Michael J. Langan of Principal at Towers Perrin manages a group of employee benefits attorneys who analyze legislative and regulatory issues affecting employer benefit and compensation programs, including retirement, health and welfare, executive compensation and other human resource issues. He urged immediate action be taken on health reform.

“These are times of extraordinary economic turmoil and challenges,” he said in prepared remarks. “Some have even suggested that health reform may need to wait until we address other more urgent economic recovery priorities.”

“We take the opposite view,” Langan continued. “Addressing the nation’s health policy challenges is an integral element of — rather than an obstacle to — economic recovery and personal financial security.”

Dr. David Himmelstein, a Harvard professor, proposed a single-payer plan that would cover all Americans and save taxpayers $400 billion annually.

The approach itself is controversial, and President Obama has suggested that it is off the table.
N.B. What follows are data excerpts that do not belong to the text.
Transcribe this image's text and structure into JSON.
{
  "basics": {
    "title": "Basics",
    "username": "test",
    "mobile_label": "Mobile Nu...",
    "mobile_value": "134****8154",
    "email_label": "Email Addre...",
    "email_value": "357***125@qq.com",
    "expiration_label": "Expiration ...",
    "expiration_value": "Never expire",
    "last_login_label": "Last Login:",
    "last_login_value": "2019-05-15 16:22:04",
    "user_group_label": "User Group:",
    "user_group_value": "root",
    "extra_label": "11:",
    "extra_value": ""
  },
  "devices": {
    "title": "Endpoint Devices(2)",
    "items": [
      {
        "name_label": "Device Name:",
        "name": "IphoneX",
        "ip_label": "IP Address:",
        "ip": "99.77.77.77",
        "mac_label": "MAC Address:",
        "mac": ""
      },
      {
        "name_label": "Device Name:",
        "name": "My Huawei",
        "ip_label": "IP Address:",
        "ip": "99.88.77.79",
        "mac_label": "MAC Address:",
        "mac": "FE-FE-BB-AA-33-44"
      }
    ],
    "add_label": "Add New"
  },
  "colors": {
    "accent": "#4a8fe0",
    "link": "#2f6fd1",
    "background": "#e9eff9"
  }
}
However, Majority Leader Harry Reid has said that the Congressional Progressive Caucus “prefers a single-payer approach to health care reform.”

Under a single-payer system, doctors, hospitals and other health care providers are paid from a single fund administered by the government, which eliminates the wasteful spending and high administrative costs of private insurance, saving almost $400 billion annually. This is enough to provide every American with high-quality care, including those who currently have insurance but still cannot afford medications and treatment.
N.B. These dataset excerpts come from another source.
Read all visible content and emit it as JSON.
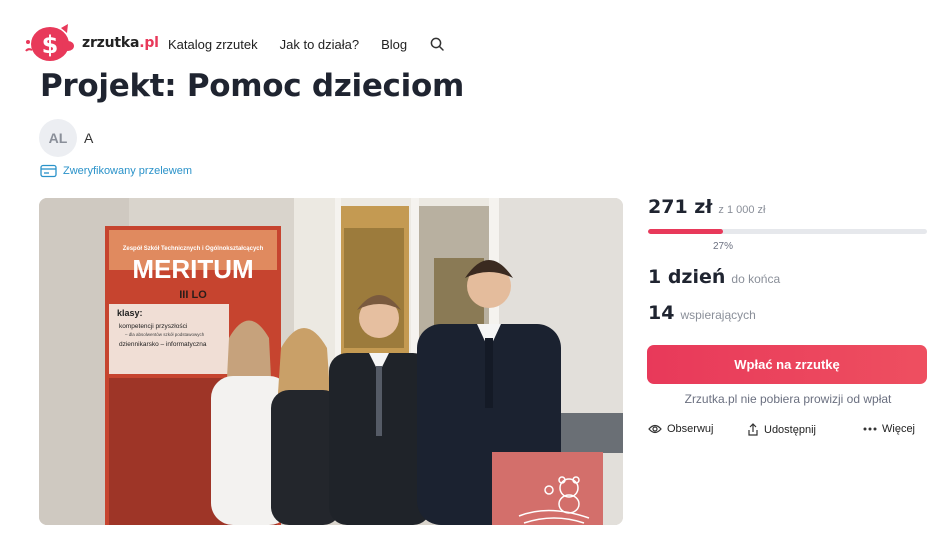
{
  "header": {
    "logo_text": "zrzutka",
    "logo_tld": ".pl",
    "nav": [
      {
        "label": "Katalog zrzutek"
      },
      {
        "label": "Jak to działa?"
      },
      {
        "label": "Blog"
      }
    ],
    "search_icon": "search-icon"
  },
  "project": {
    "title": "Projekt: Pomoc dzieciom",
    "author_initials": "AL",
    "author_name": "A",
    "verified_text": "Zweryfikowany przelewem"
  },
  "photo": {
    "banner_small": "Zespół Szkół Technicznych i Ogólnokształcących",
    "banner_big": "MERITUM",
    "banner_sub": "III LO",
    "banner_klasy": "klasy:",
    "banner_item1": "kompetencji przyszłości",
    "banner_item1b": "– dla absolwentów szkół podstawowych",
    "banner_item2": "dziennikarsko – informatyczna"
  },
  "funding": {
    "collected": "271 zł",
    "goal": "z 1 000 zł",
    "percent_label": "27%",
    "progress_fraction": 0.27,
    "days": "1 dzień",
    "days_label": "do końca",
    "supporters": "14",
    "supporters_label": "wspierających",
    "donate_label": "Wpłać na zrzutkę",
    "no_fee_text": "Zrzutka.pl nie pobiera prowizji od wpłat",
    "actions": {
      "watch": "Obserwuj",
      "share": "Udostępnij",
      "more": "Więcej"
    }
  },
  "colors": {
    "brand": "#e8395a",
    "verified": "#2a92c9",
    "text": "#1f2430"
  }
}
”[A] single-payer reform would make universal, comprehensive coverage affordable by diverting hundreds of billions of dollars from bureaucracy to patient care,” Himmelstein said in his testimony today. “Lesser reforms - even those that include a public plan option - cannot realize such savings. While reforms that maintain a major role for private insurers may be politically attractive, they are economically and medically nonsensical.”

President Barack Obama has made health care reform one of the five pillars of his path to economic recovery. In addition, his budget director Peter Orszag has said that “the path to fiscal responsibility must run directly through health care…the single most important thing we can do to put the nation back on a sustainable (fiscal) course is slow healthcare costs.”

“It is the key to our fiscal future,” Orszag added.

In his $3.55 trillion budget proposal, Obama requested $635 billion to be set aside for an overhaul of the nation’s health care system.